Il multiplie ainsi les géraniums aux feuillages odorants - citron, gingembre, pomme et noisette - que le chef traite sous forme d'huiles parfumées, et tente cette saison une nouvelle aromatique, l'épazote ou «thé du Mexique», au goût poivré, presque camphré.

Il faut du goût et des couleurs pour les assiettes. Des poivrons «chocolat» et des «nikita blancs». «J'ai une douzaine de carottes, mais je cherche toujours une carotte rouge au coeur blanc. La seule qui existe nécessite d'être traitée». Or on travaille ici en 100% bio - sans cependant rechercher la certification, coûteuse.

«Je ne dis pas qu'on a les meilleurs produits du monde, mais c'est la curiosité et la diversité qui font la différence», note le jardinier.

Les équipes de L'Arpège se rendent régulièrement dans les potagers et celles des jardins viennent en cuisine, à Paris, pour regarder comment on traite leurs productions.
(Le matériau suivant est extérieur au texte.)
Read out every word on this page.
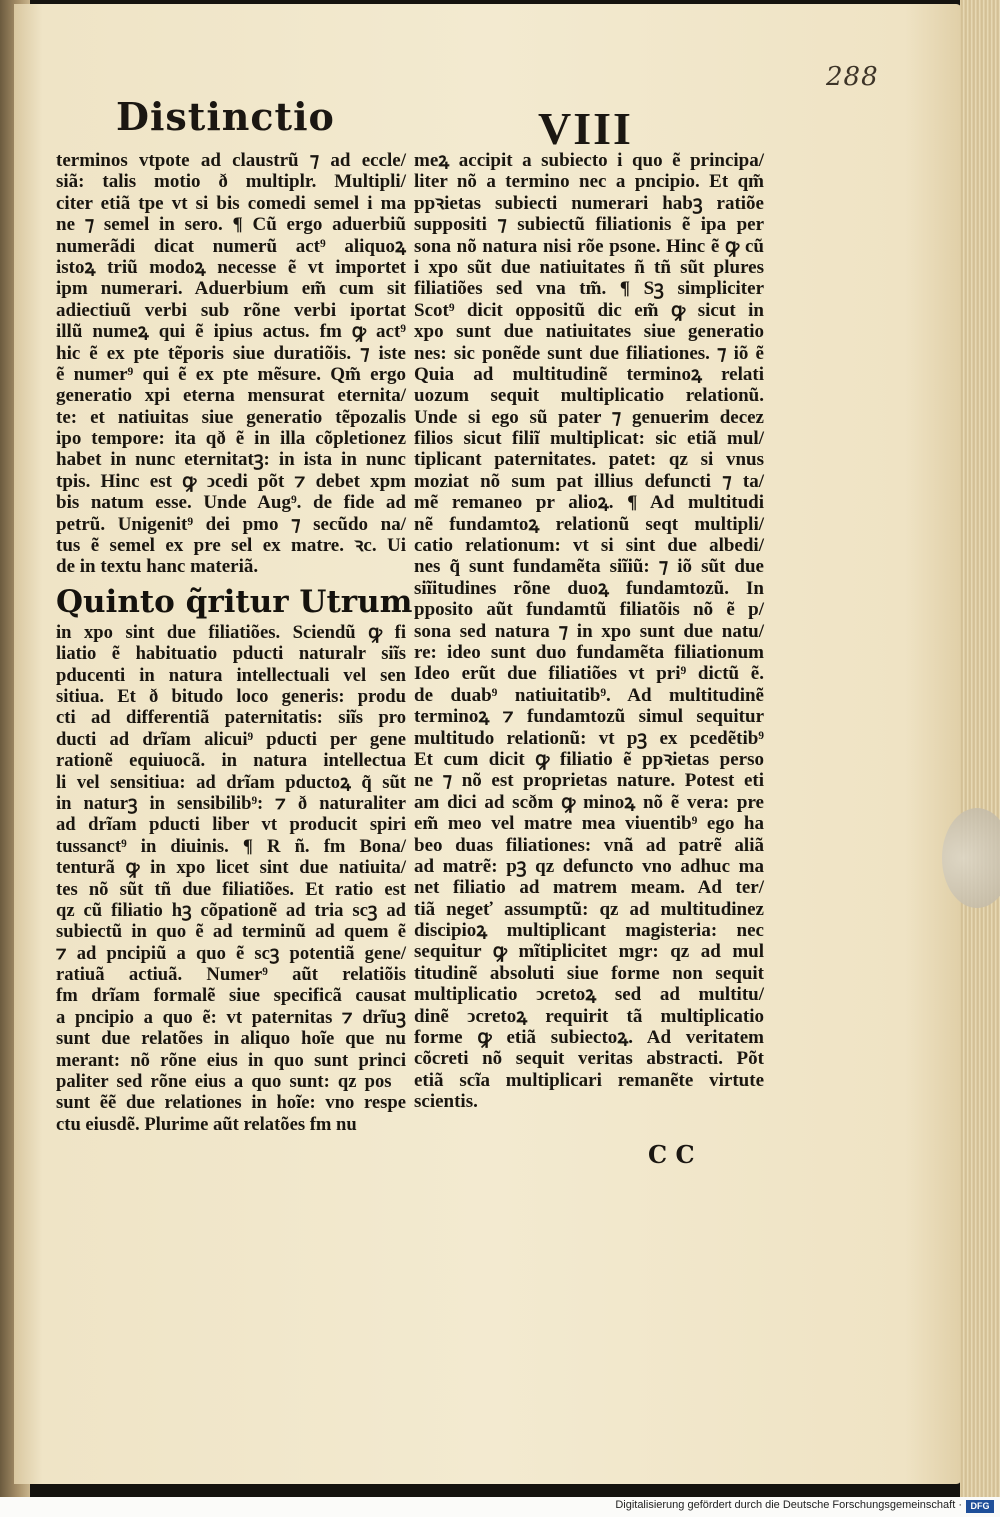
288
Distinctio	VIII
terminos vtpote ad claustrũ ⁊ ad eccle/
siã: talis motio ð multiplr. Multipli/
citer etiã tpe vt si bis comedi semel i ma
ne ⁊ semel in sero. ¶ Cũ ergo aduerbiũ
numerãdi dicat numerũ act⁹ aliquoꝝ
istoꝝ triũ modoꝝ necesse ẽ vt importet
ipm numerari. Aduerbium em̃ cum sit
adiectiuũ verbi sub rõne verbi iportat
illũ numeꝝ qui ẽ ipius actus. fm ꝙ act⁹
hic ẽ ex pte tẽporis siue duratiõis. ⁊ iste
ẽ numer⁹ qui ẽ ex pte mẽsure. Qm̃ ergo
generatio xpi eterna mensurat eternita/
te: et natiuitas siue generatio tẽpozalis
ipo tempore: ita qð ẽ in illa cõpletionez
habet in nunc eternitatꝫ: in ista in nunc
tpis. Hinc est ꝙ ↄcedi põt ⁊ debet xpm
bis natum esse. Unde Aug⁹. de fide ad
petrũ. Unigenit⁹ dei pmo ⁊ secũdo na/
tus ẽ semel ex pre sel ex matre. ꝛc. Ui
de in textu hanc materiã.
Quinto q̃ritur Utrum
in xpo sint due filiatiões. Sciendũ ꝙ fi
liatio ẽ habituatio pducti naturalr siĩs
pducenti in natura intellectuali vel sen
sitiua. Et ð bitudo loco generis: produ
cti ad differentiã paternitatis: siĩs pro
ducti ad drĩam alicui⁹ pducti per gene
rationẽ equiuocã. in natura intellectua
li vel sensitiua: ad drĩam pductoꝝ q̃ sũt
in naturꝫ in sensibilib⁹: ⁊ ð naturaliter
ad drĩam pducti liber vt producit spiri
tussanct⁹ in diuinis. ¶ R ñ. fm Bona/
tenturã ꝙ in xpo licet sint due natiuita/
tes nõ sũt tñ due filiatiões. Et ratio est
qz cũ filiatio hꝫ cõpationẽ ad tria scꝫ ad
subiectũ in quo ẽ ad terminũ ad quem ẽ
⁊ ad pncipiũ a quo ẽ scꝫ potentiã gene/
ratiuã actiuã. Numer⁹ aũt relatiõis
fm drĩam formalẽ siue specificã causat
a pncipio a quo ẽ: vt paternitas ⁊ drĩuꝫ
sunt due relatões in aliquo hoĩe que nu
merant: nõ rõne eius in quo sunt princi
paliter sed rõne eius a quo sunt: qz posᷓ
sunt ẽẽ due relationes in hoĩe: vno respe
ctu eiusdẽ. Plurime aũt relatões fm nu
meꝝ accipit a subiecto i quo ẽ principa/
liter nõ a termino nec a pncipio. Et qm̃
ppꝛietas subiecti numerari habꝫ ratiõe
suppositi ⁊ subiectũ filiationis ẽ ipa per
sona nõ natura nisi rõe psone. Hinc ẽ ꝙ cũ
i xpo sũt due natiuitates ñ tñ sũt plures
filiatiões sed vna tm̃. ¶ Sꝫ simpliciter
Scot⁹ dicit oppositũ dic em̃ ꝙ sicut in
xpo sunt due natiuitates siue generatio
nes: sic ponẽde sunt due filiationes. ⁊ iõ ẽ
Quia ad multitudinẽ terminoꝝ relati
uozum sequit multiplicatio relationũ.
Unde si ego sũ pater ⁊ genuerim decez
filios sicut filiĩ multiplicat: sic etiã mul/
tiplicant paternitates. patet: qz si vnus
moziat nõ sum pat illius defuncti ⁊ ta/
mẽ remaneo pr alioꝝ. ¶ Ad multitudi
nẽ fundamtoꝝ relationũ seqt multipli/
catio relationum: vt si sint due albedi/
nes q̃ sunt fundamẽta siĩiũ: ⁊ iõ sũt due
siĩitudines rõne duoꝝ fundamtozũ. In
pposito aũt fundamtũ filiatõis nõ ẽ p/
sona sed natura ⁊ in xpo sunt due natu/
re: ideo sunt duo fundamẽta filiationum
Ideo erũt due filiatiões vt pri⁹ dictũ ẽ.
de duab⁹ natiuitatib⁹. Ad multitudinẽ
terminoꝝ ⁊ fundamtozũ simul sequitur
multitudo relationũ: vt pꝫ ex pcedẽtib⁹
Et cum dicit ꝙ filiatio ẽ ppꝛietas perso
ne ⁊ nõ est proprietas nature. Potest eti
am dici ad scðm ꝙ minoꝝ nõ ẽ vera: pre
em̃ meo vel matre mea viuentib⁹ ego ha
beo duas filiationes: vnã ad patrẽ aliã
ad matrẽ: pꝫ qz defuncto vno adhuc ma
net filiatio ad matrem meam. Ad ter/
tiã negeť assumptũ: qz ad multitudinez
discipioꝝ multiplicant magisteria: nec
sequitur ꝙ mĩtiplicitet mgr: qz ad mul
titudinẽ absoluti siue forme non sequit
multiplicatio ↄcretoꝝ sed ad multitu/
dinẽ ↄcretoꝝ requirit tã multiplicatio
forme ꝙ etiã subiectoꝝ. Ad veritatem
cõcreti nõ sequit veritas abstracti. Põt
etiã scĩa multiplicari remanẽte virtute
scientis.
C C
Digitalisierung gefördert durch die Deutsche Forschungsgemeinschaft · DFG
Chacun se nourrit du savoir-faire des autres.

Alain Passard a enfilé ses habituels gants blancs et dégainé sa lame pour tailler dans la Marmande un carpaccio arachnéen. Puis brandissant une fine lamelle de tomate en transparence s'exclame «Comme c'est beau!». À peine un trait d'huile d'olive, un soupçon de sel: rester simple.

«Avant d'avoir un jardin, confie-t-il, j'avais perdu toute notion de saisonnalité. Aujourd'hui j'aime ce rendez-vous, on attend les choses: l'été, quand il fait beau on est sur la branche et on mange des tomates. L'hiver, quand il fait froid, on est à la cave et on mange des racines» résume-t-il. Simple.